Occasionally, data is organized in a way where there is a hierarchy of information in the column header. In the example below, some machines on a production line contain information on the number of parts produced in a given timespan, the number of lost parts due to defects, and the amount of waste material generated.
Original data in Excel
We can use the original Wizard feature Treat multiple column header lines as hierarchies to take the data in the column headers themselves and reorganize the rows to include that information:
After clickingTreat multiple column header lines as hierarchies
This makes the data more useful to JMP by making the column types the same and including the Machine data with each measurement. The problem is that the lower hierarchy with Parts, Lost (amount lost) and Waste was grouped by machine. It would be easier to work with, in this case, if we could sort the top hierarchy and then introduce new columns for the data organized by the second hierarchy. Selecting the Multiple series stack option will produce a table that looks much like the original Excel table, but with the primary hierarchy (Machine) stacked on top of each other. Since JMP doesn’t know the context of the initial header, it assigns the name “Label” to that column data. The data now looks like:
Please note that it is essential that the option for Treat Multiple Column Names as Hierarchies be selected before selecting Multiple Series Stack. If you don’t do this, the feature will not do anything.

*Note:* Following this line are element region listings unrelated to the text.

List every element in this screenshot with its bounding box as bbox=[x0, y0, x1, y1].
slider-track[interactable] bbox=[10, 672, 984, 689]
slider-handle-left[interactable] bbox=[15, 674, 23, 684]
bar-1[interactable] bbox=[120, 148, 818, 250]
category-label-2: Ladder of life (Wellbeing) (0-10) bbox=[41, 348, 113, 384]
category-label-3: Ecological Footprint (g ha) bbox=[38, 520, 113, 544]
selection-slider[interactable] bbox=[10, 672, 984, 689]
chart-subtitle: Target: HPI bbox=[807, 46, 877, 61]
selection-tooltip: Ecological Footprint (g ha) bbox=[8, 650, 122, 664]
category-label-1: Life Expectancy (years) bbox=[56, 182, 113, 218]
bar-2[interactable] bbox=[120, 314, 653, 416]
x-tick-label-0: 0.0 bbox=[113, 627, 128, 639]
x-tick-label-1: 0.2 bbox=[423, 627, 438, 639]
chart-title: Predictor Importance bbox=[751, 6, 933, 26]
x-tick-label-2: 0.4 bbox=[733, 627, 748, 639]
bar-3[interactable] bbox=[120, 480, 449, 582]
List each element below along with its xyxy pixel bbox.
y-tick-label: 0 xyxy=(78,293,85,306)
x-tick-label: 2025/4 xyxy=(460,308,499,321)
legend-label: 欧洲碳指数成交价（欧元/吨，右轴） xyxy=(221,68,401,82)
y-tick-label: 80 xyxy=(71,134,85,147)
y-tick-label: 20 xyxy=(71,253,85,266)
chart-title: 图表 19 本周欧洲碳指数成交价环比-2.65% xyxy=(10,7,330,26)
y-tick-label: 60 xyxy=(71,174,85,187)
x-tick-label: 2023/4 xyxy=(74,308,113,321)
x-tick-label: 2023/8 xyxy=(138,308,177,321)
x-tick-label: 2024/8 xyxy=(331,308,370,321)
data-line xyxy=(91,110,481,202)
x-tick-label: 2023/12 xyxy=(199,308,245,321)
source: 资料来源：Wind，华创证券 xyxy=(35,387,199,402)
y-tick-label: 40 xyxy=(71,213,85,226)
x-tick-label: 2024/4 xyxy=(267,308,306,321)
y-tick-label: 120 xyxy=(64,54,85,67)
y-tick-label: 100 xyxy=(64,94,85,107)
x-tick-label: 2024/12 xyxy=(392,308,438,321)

That covers the additions to the Excel Wizard. JMP 13 will also add a new facility to aggregate multiple JMP tables into a single Excel workbook, with each JMP table becoming an Excel worksheet. This has been a common request. Under the View menu, you will now find an item called Create Excel Workbook. This menu item will produce a dialog that shows all of the open, visible JMP data tables. You can then select the ones that you wish to aggregate into an Excel workbook.
Initial Create Excel Workbook dialog
Within this dialog, you can edit the names of the worksheets, and give the workbook a new name and location for the save. Here is an example where everything has been customized:
Worksheet and workbook names modified
The resulting Excel workbook will have sheets for each of your JMP tables. Here is a snippet:
Resulting Excel workbook
There are two important points to consider when using this feature. First, the saved file will be the newer Excel (.xlsx) format. There is no option for .xls format. Second, the JMP tables must conform to the maximum Excel table limits of 1 million rows and 16,535 columns or they will be truncated.
There is also a JSL interface for this feature. The example below generates the same table that we created above. The tables to save must already be open. In this example, I have created the lists of tables and sheet names prior to the Createcall, but this is not required.
tableList = {"Antibiotic MICs", "Tiretread", "Big Class"};
sheetList = {"Antibiotics", "Tires", "Class Information"};
Create Excel Workbook("$DESKTOP\MyWork.xlsx", tableList, sheetList);
The table list contains the names of the JMP data tables. The sheet list contains the names that you would like to give to each sheet within the new workbook. There is a one-to-one mapping of table and sheet names assumed. If you don’t want to modify the sheet names, you can just leave off the third parameter:
Create Excel Workbook("$DESKTOP\MyWork.xlsx", tableList);
Or if you want JMP to use all the open tables with default names, you can just supply the first parameter.
Create Excel Workbook("$DESKTOP\MyWork.xlsx");
Hopefully in JMP 13 we have struck the right balance between adding new features and keeping the interface intuitive for the majority of users. As always, we welcome your input.